On Tuesday, Iranian Supreme Leader Ayatollah Ali Khamenei said that Iran was not opposed to dialogue with the West concerning its nuclear program and would show flexibility in negotiations. Reports said he was willing to accept surprise visits from UN inspectors and real-time camera monitoring of Iran’s nuclear facilities.
A day earlier, German news magazine Der Spiegel reported that Rouhani was prepared to shut down Iran’s uranium enrichment facility at Fordo in exchange for eased Western sanctions.
Obama said the US was interested “in resolving this nuclear issue in a way that would allow Iran to rejoin the international community” but Iran will have to prove to the world “that it’s not trying to weaponize nuclear power.”
On Sunday, Obama revealed that he had exchanged letters with Rouhani, a fact confirmed by Tehran on Tuesday.

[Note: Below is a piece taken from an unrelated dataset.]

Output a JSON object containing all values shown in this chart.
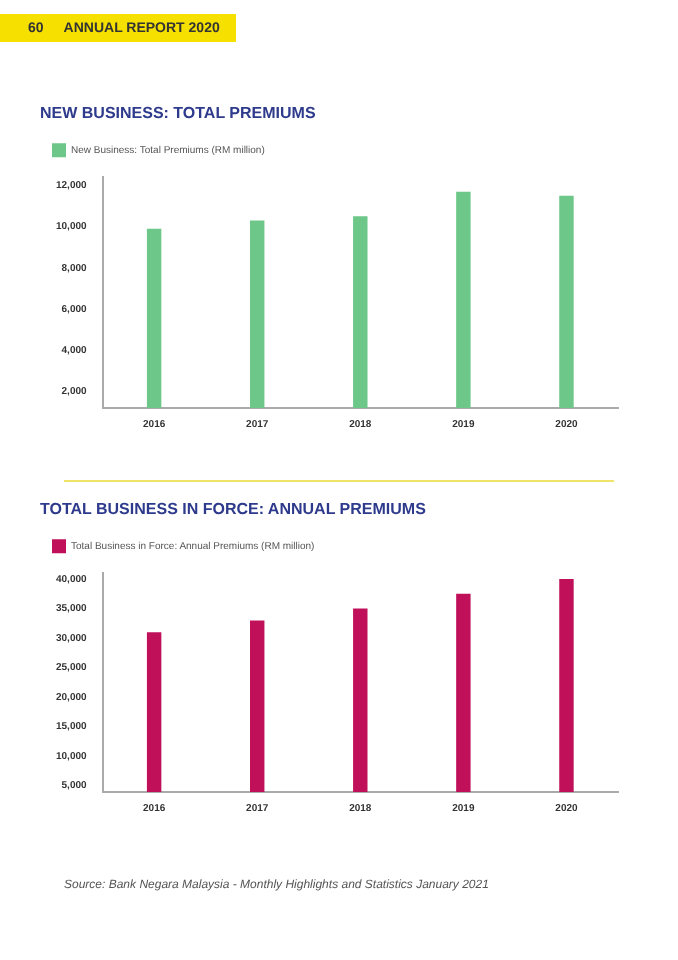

The two leaders will both attend next week’s United Nations General Assembly in New York, with Obama expected to address the plenum on Tuesday morning, and Rouhani speaking on Tuesday afternoon. Officials says no meeting has been scheduled between them, although White House press secretary Jay Carney said Tuesday that he doubted Obama would “duck into another hall” to avoid the Iranian president should they encounter each other in the halls of the UN.
On Monday, Iran’s nuclear chief, Ali Akbar Salehi, said the chances for a breakthrough have improved thanks to unity among the new Iranian leadership over what it will seek in the next round of negotiations. He did not elaborate. But Iran wants an end to the economic and political sanctions it faces over fears it is progressing to nuclear weapons ability.
Rouhani is seen by many as more moderate than his predecessor Mahmoud Ahmadinejad, though Israeli leaders have warned that Iran is merely putting on a friendlier face to the West while continuing enrichment of nuclear materials.
Netanyahu is to meet with Obama in Washington DC later this month, ahead of his scheduled address at the UN General Assembly, and will urge a stepping up of pressure on Iran to abandon its nuclear drive.
“In a week and a half, I will go to the United Nations General Assembly, and before that I will meet with President Obama. I intend to focus on stopping Iranian nuclear program. Really stopping the nuclear program,” Netanyahu said at a cabinet meeting Tuesday.
The prime minister presented four criteria for doing so: “1. Halting all uranium enrichment; 2. Removing all enriched uranium; 3. Closing [the Fordo enrichment facility at] Qom; and 4. Stopping the plutonium track.”
Evidently responding to suggestions that the US might be willing to lift or reduce some sanctions on Iran in return for diplomatic progress, Netanyahu added: “Until it is genuinely stopped, the pressure on Iran must be stepped up, not eased or reduced.”
Raphael Ahren and The Associated Press contributed to this report.